Detailed Narrative
Q4 FY26 Performance and Turnaround
Mold-Tek Technologies reported a significant turnaround in Q4 FY26, achieving a profit of ₹2.28 crores compared to a loss of ₹1.6 crores in Q4 FY25. This was accomplished despite a substantial mark-to-market (MTM) loss of ₹4 crores due to rupee depreciation. While the full year PAT for FY26 stood at ₹10.09 crores, a 17% drop from ₹12.16 crores in FY25, the Q4 results indicate an improving trend, with EBITDA rising from a negative ₹0.42 crores in Q4 FY25 to ₹3.79 crores in Q4 FY26.

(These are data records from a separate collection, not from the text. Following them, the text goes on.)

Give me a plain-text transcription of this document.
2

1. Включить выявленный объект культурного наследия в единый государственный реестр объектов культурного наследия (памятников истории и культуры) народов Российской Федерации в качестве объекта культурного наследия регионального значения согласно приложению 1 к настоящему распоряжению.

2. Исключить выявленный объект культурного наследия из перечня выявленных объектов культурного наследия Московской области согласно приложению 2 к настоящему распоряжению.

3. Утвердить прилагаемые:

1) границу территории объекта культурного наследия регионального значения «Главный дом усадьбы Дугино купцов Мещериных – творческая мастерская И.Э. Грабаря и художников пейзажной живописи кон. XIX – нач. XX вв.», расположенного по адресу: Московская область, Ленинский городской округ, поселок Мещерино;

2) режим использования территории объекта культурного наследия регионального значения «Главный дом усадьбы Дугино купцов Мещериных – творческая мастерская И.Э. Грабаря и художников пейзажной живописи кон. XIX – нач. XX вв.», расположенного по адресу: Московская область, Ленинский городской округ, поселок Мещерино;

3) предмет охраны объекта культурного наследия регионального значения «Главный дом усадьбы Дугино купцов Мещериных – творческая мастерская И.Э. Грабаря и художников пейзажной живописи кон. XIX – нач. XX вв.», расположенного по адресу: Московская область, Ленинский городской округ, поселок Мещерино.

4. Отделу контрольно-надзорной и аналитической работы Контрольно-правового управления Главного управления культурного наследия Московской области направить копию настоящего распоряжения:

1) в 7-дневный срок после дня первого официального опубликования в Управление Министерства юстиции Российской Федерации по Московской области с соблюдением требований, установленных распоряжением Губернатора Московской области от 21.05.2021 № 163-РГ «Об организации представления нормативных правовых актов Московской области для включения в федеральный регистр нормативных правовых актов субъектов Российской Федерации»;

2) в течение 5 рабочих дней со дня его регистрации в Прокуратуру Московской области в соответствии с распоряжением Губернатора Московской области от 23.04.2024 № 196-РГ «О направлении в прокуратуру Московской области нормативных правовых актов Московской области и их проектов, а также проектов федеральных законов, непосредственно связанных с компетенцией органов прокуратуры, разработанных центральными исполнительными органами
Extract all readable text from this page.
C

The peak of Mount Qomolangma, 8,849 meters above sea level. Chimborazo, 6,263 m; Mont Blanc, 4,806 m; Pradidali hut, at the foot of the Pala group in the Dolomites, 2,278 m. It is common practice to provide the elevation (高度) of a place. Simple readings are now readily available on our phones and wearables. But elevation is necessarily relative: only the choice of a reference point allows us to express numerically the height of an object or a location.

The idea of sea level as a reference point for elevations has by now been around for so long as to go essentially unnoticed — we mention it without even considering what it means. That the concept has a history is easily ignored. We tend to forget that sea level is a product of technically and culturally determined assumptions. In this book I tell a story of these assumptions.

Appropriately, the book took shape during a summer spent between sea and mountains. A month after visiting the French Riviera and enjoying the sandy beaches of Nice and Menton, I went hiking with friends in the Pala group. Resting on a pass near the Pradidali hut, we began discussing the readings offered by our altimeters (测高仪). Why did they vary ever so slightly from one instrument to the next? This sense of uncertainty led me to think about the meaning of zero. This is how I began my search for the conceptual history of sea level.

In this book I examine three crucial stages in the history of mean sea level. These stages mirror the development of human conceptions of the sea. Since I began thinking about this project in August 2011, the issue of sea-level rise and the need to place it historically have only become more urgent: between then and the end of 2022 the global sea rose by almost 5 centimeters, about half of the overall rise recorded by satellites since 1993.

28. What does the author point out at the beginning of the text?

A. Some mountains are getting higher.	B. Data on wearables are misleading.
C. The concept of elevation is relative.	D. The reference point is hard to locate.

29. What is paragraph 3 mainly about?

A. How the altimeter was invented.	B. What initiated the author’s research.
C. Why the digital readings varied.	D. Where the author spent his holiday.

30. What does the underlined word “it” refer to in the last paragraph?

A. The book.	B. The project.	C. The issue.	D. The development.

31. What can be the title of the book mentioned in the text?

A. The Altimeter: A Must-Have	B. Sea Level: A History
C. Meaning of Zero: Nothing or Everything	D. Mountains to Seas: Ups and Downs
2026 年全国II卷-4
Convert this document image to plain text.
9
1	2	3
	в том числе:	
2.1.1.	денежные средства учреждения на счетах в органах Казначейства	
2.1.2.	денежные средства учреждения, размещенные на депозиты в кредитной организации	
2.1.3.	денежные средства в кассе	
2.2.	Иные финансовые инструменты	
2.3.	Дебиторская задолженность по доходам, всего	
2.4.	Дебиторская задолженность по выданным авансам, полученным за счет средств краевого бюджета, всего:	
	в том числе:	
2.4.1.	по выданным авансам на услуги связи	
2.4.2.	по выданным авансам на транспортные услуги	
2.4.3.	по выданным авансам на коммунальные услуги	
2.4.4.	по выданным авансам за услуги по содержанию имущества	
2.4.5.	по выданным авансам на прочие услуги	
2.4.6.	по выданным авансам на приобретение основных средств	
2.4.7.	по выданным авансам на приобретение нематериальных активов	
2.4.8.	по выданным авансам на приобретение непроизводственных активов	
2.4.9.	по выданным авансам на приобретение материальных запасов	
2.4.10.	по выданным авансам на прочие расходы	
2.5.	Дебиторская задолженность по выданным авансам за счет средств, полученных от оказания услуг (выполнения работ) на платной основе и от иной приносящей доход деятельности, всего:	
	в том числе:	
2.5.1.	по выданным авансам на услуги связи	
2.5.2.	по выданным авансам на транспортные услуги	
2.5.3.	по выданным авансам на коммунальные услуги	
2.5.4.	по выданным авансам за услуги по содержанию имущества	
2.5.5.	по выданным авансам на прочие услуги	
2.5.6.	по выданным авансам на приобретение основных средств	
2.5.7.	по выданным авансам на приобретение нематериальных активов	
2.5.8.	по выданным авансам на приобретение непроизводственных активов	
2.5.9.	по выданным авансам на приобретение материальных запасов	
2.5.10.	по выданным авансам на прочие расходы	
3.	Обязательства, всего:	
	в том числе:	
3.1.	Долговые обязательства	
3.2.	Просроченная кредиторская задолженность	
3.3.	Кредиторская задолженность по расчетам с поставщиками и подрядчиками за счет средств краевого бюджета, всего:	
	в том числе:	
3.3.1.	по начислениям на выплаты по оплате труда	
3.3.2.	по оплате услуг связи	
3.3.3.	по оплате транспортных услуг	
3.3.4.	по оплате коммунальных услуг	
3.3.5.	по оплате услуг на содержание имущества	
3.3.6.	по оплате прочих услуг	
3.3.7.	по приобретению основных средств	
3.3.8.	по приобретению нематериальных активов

Strategic Restructuring of MES Division
The company undertook a major restructuring of its Mechanical Engineering Services (MES) division, specifically the BIW auto sector. This segment had been bleeding the company for 1.5-2 years, resulting in an annual loss of approximately ₹7 crores. By the end of March 2026, the team was downsized from 160 to 60 people, a move expected to add ₹7-8 crores back to profitability from FY27. Conversely, the MES poles and towers and electrical substation work in the United States is rapidly expanding, with the team growing from 45-50 to 80 people.
Growth in Civil Work and CES Orders
The civil work on hand has shown substantial improvement, increasing from $4 million at the beginning of the last year to $5 million by the end of Q4 FY26. This growth reflects enhanced execution and a higher quantum of work in the Civil Structural Division. Additionally, CES (Civil Engineering Services) orders on hand have seen a significant jump of 60-70%, growing from $2.84 million in June 2024 to $5 million currently, contributing positively to the overall order book.
Beryl Acquisition and Integration Progress
The acquisition of Beryl in November 2025 has added residential building design, inspection, and expert services to Mold-Tek's portfolio. Beryl contributed ₹23 crores in turnover over its first five months (November 2025 to March 2026), though it incurred a loss of ₹0.7 crores in Q4 FY26 due to the typical low workload during winter. Management reported zero attrition from Beryl's 40-member team since the acquisition, and integration efforts include training Indian teams to support Beryl's design capabilities, with 30% of the acquisition monies held in lock-in for a three-year retention period.
Evolution from Detailing to High-Value Design Services
Mold-Tek has strategically evolved its service offerings from low-end Pre-Engineering Metal Buildings (PEMB) to structural steel detailing, which now accounts for 90% of civil services revenue. The company is actively expanding into higher-value structural design services, which currently represent 8-10% of civil revenues. The goal is to increase design services to 30-40% of total revenues within the next 3-4 years, pursuing both organic growth and potential acquisitions in this segment.
Financial Outlook and Margin Targets for FY27
Management projects a top line of ₹250 crores for FY27, building on the Q4 FY26 run rate of ₹59 crores. The EBITDA margin is targeted to improve from the current 11% to at least 15%. Standalone engineering services are expected to grow by 15-20% with an EBITDA margin of 15-16% in FY27. Furthermore, a 20% improvement in productivity is targeted for FY27, which is anticipated to significantly boost the company's bottom line.
Hedging Policy Revision and Nashik Office Savings
Following a ₹4 crore MTM loss in Q4 FY26 due to rupee depreciation, Mold-Tek has revised its hedging policy to limit forward contracts to 25-50% of turnover, down from 100%. Starting this financial year, operational EBITDA will be reported separately from MTM gains/losses for greater transparency. Additionally, the company is developing a new office in Nashik, expected to be operational by the end of FY27, which is projected to generate annual cost savings of ₹2-2.5 crores from FY27-28.